A gold, gleaming band that looks suspiciously like…
It starts to come back then - the shots, the dancing, the limo driver who’s hand I palmed a wad of cash into and promised season tickets to. I remember kissing her against the railing by the Bellagio fountains, and something about wishes, and some extremely sloppy-drunk talk about us being best friends.
Oh holy Christ.
“That’s not- I mean-”
I look away from the ring on my hand, pinching the bridge of nose in my fingers and squeezing my eyes shut - like that fucking ring and what it means might disappear if I close them hard enough.
“Real?” She spits out with a huff. “Side table, inside.”
I open my eyes to see her nodding glumly at the table just inside, and I quickly stumble back in and grab at the piece of paper laying there.
And that’s when the world goes still, as my eyes lock on the very real, very not-dreaming marriage license in my hand.
“Well, shit.”
Natalie groans from her chair behind me. “Yeah, ‘well shit’ is right, Austin - oh, or should I call you number thirty-three?”

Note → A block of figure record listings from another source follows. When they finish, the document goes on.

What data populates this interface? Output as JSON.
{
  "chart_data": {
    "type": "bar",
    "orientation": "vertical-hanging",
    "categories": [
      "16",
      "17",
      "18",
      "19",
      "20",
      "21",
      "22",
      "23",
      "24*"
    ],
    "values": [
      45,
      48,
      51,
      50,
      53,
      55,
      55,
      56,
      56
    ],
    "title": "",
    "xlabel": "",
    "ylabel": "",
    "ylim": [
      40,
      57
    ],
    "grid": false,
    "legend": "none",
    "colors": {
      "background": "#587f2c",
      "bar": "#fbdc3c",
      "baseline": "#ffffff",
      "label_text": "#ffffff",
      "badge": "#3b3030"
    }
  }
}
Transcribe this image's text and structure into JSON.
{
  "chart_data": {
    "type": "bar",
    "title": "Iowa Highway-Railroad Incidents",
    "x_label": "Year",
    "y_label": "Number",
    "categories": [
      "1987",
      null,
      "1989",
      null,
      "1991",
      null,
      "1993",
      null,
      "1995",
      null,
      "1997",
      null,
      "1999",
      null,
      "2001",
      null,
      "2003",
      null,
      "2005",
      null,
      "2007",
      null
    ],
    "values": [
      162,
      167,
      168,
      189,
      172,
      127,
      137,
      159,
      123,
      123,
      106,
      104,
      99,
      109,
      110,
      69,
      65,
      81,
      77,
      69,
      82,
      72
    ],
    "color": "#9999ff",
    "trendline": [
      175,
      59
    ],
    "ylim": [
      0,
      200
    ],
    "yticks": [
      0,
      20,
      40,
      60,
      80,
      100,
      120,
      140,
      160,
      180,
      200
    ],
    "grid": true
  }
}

I cock an eyebrow, a grin halfway teasing my lips. “Oh, so you know me now?”
“You really could have said something, you know,” she snaps.

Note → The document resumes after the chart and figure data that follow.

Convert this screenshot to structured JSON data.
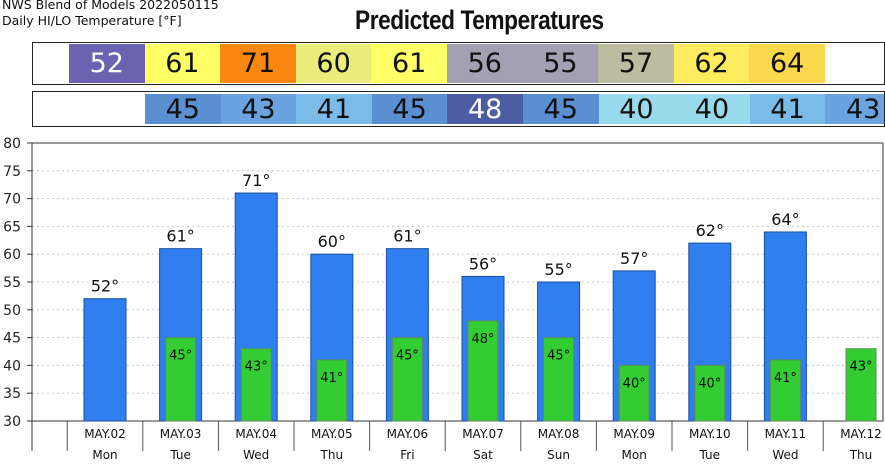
{
  "header": {
    "line1": "NWS Blend of Models 2022050115",
    "line2": "Daily HI/LO Temperature [°F]",
    "title": "Predicted Temperatures"
  },
  "hi_strip": [
    {
      "value": "52",
      "color": "#6b62b0",
      "text_color": "#ffffff"
    },
    {
      "value": "61",
      "color": "#ffff66",
      "text_color": "#111111"
    },
    {
      "value": "71",
      "color": "#f98710",
      "text_color": "#111111"
    },
    {
      "value": "60",
      "color": "#ecec7c",
      "text_color": "#111111"
    },
    {
      "value": "61",
      "color": "#ffff66",
      "text_color": "#111111"
    },
    {
      "value": "56",
      "color": "#a3a0b4",
      "text_color": "#111111"
    },
    {
      "value": "55",
      "color": "#a3a0b4",
      "text_color": "#111111"
    },
    {
      "value": "57",
      "color": "#bcbca0",
      "text_color": "#111111"
    },
    {
      "value": "62",
      "color": "#ffeb5e",
      "text_color": "#111111"
    },
    {
      "value": "64",
      "color": "#fcd94c",
      "text_color": "#111111"
    }
  ],
  "lo_strip": [
    {
      "value": "45",
      "color": "#5a8fd2",
      "text_color": "#111111"
    },
    {
      "value": "43",
      "color": "#6aa3df",
      "text_color": "#111111"
    },
    {
      "value": "41",
      "color": "#7bbbe8",
      "text_color": "#111111"
    },
    {
      "value": "45",
      "color": "#5a8fd2",
      "text_color": "#111111"
    },
    {
      "value": "48",
      "color": "#4d5da3",
      "text_color": "#ffffff"
    },
    {
      "value": "45",
      "color": "#5a8fd2",
      "text_color": "#111111"
    },
    {
      "value": "40",
      "color": "#99d9ec",
      "text_color": "#111111"
    },
    {
      "value": "40",
      "color": "#99d9ec",
      "text_color": "#111111"
    },
    {
      "value": "41",
      "color": "#7bbbe8",
      "text_color": "#111111"
    },
    {
      "value": "43",
      "color": "#6aa3df",
      "text_color": "#111111"
    }
  ],
  "chart_data": {
    "type": "bar",
    "categories": [
      "MAY.02",
      "MAY.03",
      "MAY.04",
      "MAY.05",
      "MAY.06",
      "MAY.07",
      "MAY.08",
      "MAY.09",
      "MAY.10",
      "MAY.11",
      "MAY.12"
    ],
    "days": [
      "Mon",
      "Tue",
      "Wed",
      "Thu",
      "Fri",
      "Sat",
      "Sun",
      "Mon",
      "Tue",
      "Wed",
      "Thu"
    ],
    "series": [
      {
        "values": [
          52,
          61,
          71,
          60,
          61,
          56,
          55,
          57,
          62,
          64,
          null
        ],
        "color": "#2f7ff0"
      },
      {
        "values": [
          null,
          45,
          43,
          41,
          45,
          48,
          45,
          40,
          40,
          41,
          43
        ],
        "color": "#33cc33"
      }
    ],
    "degree_suffix": "°",
    "yticks": [
      30,
      35,
      40,
      45,
      50,
      55,
      60,
      65,
      70,
      75,
      80
    ],
    "ylim": [
      30,
      80
    ],
    "grid": "horizontal dotted"
  }
}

I grin. “I did. I offered you five hundred grand to marry me, and you said yes.”
Her eyes narrow. “To fake marry you!”
I glare at her. “Well, yeah, no shit. But I think that was a two person job, princess.”
She scowls at me. “Well I’d have never in a million years said yes if I’d known who you were.”
“Oh, please, enlighten me.”
She rolls her eyes. “Because you’re you!” She flings a copy of the LA Times at me from the patio table, and I catch it in time to see some ridiculous opinion piece about my car crash with the junior commissioner’s daughter, along with some line calling me a “infamous philanderer.”
“I mean is there a girl you haven’t slept with in this country?”
I toss the paper over my shoulder and smirk. “You?”
Natalie’s face crumbles as she drops it into her hands and shakes her head. “Oh God, I’m going to be ill,” she groans. “I can’t believe we slept naked in the same bed, I probably have something now.”
I roll my eyes, glaring at her. “Alright, simmer down.”
Her shoulders start to hitch, her breath coming faster and faster as she rocks herself in the chair.
“Hey, hey!” I frown as I crouch next to her. “Stop, just breathe.”
This whole thing has spiraled way out of control, and suddenly, I hate Derek for even suggesting this ridiculous plan. The plan was something for show. Now? Now I’m legally married to little miss princess here - apparently the only girl in the damn world who actually and actively wants nothing to do with me.